The reflections are based on the various talks and discussions that took place
during CRI priests section meeting held in Kerala from 17-19th Feb
2010.
1.
Be a little more attentive to a person of
another social, cultural and linguistic group.
2.
Be careful to the emergence of sub-grouping
according to age and experience. Rather than holding them in suspicion,
integrate them into the community in a healthy manner.
3.
Try to learn a little more about the background
of the difference members of your community. Show interest in news from their
homes, their areas of origin, their areas of interest.
4.
Be willing to listen especially when the other
person is angry. Be less eager to defend yourself that to understand the real
cause of the trouble. Sift out true wisdom from a lot of emotion-charged words.
Sympathetic listening alone can have a healing power.
5.
Don’t give answers or propose solutions too
fast. There are no ready-made solutions to problems. More often people need
you, your genuine sympathy, and your non-critical attention that your
solutions. Pay attention as much to them, their mood and feelings as to what
they say. They themselves will suggest solutions.
6.
If someone else can deal with a person better
that you, seek help. We are all limited begins. It is good to seek completion
in the assistance that others can offer. Learn to combine members of your
community together in such a way that one acts as a stimulus not a block, to
the other’s genius.
7.
Do you want to be respected? Respect others. Do
you want to be important to others? Make sure that others are important to you.

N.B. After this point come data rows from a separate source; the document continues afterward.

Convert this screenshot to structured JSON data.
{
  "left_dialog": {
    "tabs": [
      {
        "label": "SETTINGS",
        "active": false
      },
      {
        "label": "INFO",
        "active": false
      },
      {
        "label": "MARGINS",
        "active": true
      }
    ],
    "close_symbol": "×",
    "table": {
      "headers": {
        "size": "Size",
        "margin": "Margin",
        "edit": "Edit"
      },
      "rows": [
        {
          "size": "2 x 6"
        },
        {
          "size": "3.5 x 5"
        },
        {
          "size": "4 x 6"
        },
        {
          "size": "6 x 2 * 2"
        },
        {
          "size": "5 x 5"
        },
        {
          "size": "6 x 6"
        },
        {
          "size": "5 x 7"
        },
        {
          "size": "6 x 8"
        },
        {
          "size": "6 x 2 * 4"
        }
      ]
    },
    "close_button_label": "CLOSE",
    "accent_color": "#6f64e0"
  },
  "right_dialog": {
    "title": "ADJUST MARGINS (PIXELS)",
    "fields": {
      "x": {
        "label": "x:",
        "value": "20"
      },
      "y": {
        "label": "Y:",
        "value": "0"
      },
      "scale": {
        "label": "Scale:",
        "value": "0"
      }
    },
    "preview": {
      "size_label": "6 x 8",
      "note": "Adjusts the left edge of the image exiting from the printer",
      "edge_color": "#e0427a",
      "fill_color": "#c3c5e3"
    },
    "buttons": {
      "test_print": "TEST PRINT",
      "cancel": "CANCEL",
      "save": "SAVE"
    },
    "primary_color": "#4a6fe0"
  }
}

Do you want others to make of you a success, lead others to success?
8.
No matter how many wonderful things you have
done, how many miracles you have worked...for that reason alone you are not
important to people. Or even if your important in that sense, your importance
is irrelevant to them. But this moment you consider them as important to you,
you become important to them, then only, and then alone, do all your
achievements, ideas and ideals become relevant to their world and important in
their understanding.
9.
Respect the autonomy of your subjects in their
own areas of competence. Consult them and value their advice.
10.
Remember; persons are more important than rules;
values are more important than their external expressions. The letter kills,
the spirit gives life. It is more purposeful to win over persons that to force
external conformity. This method may prove slower in yielding fruits, but the
results will be lasting.
11.
Never adopt undignified ways in exercising
authority, like getting information about someone else in devious ways, showing
excessive eagerness to know what someone wants to keep secret. The information
that we can gather with dignity and due respect to everyone is sufficient to
guide a community. We need not hunt out
information about others.
12.
Never be jealous of your subordinates. The
greater they are, the greater you will. Rejoice in their success and
popularity. They will in turn make you successful and popular as well.
13.
When an individual member is handling a work
different from what the rest of the community is engaged in, it is possible
that he becomes isolated and is even misunderstood. Interpret and explain his
work to the rest of the community.
14.
It is the superior who gives a public face to
the community. What you are as a superior is what people will gradually come to
think your institution is. If you are cold, unapproachable, lost in your
self-importance, petty-minded, insensitive, calculating, the image of the
entire community suffers as a consequences.